RWE, E.ON rally against UK electricity market reform proposals

By Tim Probert
The heads of two of Britain’s ‘Big Six’ utilities have advised the Department of Energy and Climate Change (DECC) to drop market reforms that would level the playing field for new entrants into power generation.

DECC is proposing root-and-branch electricity market reform to incentivize the estimated GBP200bn ($325bn) of investment needed by 2020 to replace Britain’s aging infrastructure.

Under its electricity market reform (EMR) proposals, DECC is considering introducing a capacity market mechanism that would reward generators not only for producing electricity, but also for having spare capacity available in times of high demand, and as back-up for wind power and other intermittent sources.
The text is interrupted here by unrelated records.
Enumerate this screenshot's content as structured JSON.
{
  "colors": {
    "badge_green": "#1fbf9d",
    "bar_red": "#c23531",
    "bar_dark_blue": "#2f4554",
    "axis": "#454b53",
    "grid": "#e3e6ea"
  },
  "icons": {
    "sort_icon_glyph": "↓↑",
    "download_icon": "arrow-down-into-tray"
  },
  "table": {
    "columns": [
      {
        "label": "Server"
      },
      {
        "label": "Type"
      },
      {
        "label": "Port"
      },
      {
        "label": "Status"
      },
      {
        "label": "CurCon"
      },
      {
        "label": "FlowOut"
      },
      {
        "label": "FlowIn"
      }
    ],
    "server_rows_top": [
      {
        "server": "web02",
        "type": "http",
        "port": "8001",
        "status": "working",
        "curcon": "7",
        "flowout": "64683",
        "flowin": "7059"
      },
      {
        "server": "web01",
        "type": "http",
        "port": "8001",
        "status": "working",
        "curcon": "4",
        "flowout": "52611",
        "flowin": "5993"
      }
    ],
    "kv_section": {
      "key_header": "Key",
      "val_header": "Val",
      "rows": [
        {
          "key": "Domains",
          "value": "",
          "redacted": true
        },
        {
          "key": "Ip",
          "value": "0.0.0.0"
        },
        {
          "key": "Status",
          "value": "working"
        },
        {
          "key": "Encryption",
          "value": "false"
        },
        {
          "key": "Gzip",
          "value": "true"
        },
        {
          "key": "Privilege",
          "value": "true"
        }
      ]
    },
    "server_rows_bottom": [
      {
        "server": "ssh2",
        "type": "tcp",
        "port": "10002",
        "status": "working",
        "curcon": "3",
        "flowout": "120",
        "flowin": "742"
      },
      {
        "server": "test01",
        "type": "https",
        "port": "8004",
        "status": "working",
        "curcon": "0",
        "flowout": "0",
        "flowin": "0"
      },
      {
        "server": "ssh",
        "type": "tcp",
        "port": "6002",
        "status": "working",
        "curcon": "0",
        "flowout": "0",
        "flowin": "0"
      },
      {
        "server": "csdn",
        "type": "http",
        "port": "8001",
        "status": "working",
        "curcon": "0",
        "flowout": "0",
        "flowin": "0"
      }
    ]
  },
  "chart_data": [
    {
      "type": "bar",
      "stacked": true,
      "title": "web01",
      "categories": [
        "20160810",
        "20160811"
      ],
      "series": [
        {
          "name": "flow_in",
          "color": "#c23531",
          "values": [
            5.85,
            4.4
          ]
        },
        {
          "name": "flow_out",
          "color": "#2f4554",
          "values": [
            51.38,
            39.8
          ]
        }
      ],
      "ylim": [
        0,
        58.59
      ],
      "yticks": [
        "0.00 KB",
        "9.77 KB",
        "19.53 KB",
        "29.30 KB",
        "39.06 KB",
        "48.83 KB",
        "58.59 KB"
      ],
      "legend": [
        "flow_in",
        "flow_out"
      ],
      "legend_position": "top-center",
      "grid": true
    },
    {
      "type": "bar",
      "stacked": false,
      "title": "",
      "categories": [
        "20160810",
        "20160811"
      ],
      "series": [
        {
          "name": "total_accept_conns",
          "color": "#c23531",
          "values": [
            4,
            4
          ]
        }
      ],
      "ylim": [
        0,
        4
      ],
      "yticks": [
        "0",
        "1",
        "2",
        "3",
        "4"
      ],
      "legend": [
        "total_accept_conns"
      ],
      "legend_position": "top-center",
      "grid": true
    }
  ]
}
Industry analysts say a capacity market mechanism is essential to attract new entrants into a power sector dominated by the so-called ‘Big Six’ utilities: British Gas, E.ON, RWE npower, Scottish Power, EDF Energy and Scottish & Southern Energy. Yet Paul Golby, CEO of E.ON UK, said that introducing such a system, planned for 2012, would be “premature”.
Speaking at the Adam Smith Institute’s Future of Utilities conference in London, Golby said: “A capacity market is an insurance policy to keep the lights on, but there are other insurance policies like keeping our oil fired power plants running as back-up.
“We may need a capacity market eventually but I doubt DECC’s capability and capacity to work out this mechanism. I would advise DECC to focus on other market mechanisms.”
RWE npower’s CEO Volker Becker also advised the British government to drop plans for a capacity market. “The more focus there is on a capacity market, the more costs will go up. If Ofgem wants more liquidity in the electricity market, then a capacity market is not the answer.”
Oxford University’s Professor Dieter Helm, one of the UK’s most prominent energy policy advisors, said a capacity market was essential for potential new entrants into the “oligarchical” power sector, a key factor in attracting sufficient investment to build new power plants. Helm said the ‘Big Six’ loath the idea of a long-term capacity market, similar in design to the Electricity Pool dismantled in 2001, as it would open up the market to closer scrutiny.
Helm said: “A long-term capacity market would compel all generators to sell their electricity into the market. This is liquid, transparent and extremely competitive. And the generators hate it.”
Helm said the current NETA (New Electricity Trading Arrangements) market model introduced in 2001 was “brilliantly designed” not to deliver investment in power plants and warned that a business-as-usual market model would prevail despite the EMR proposals.
“After 10 years since NETA, we still haven’t found the right answer and yet another review is possible,” said Helm. “It is very hard to say the EMR proposals will credibly lead to a decarbonized power industry by 2030. This is the beginning, not the end, of the market reforms process.”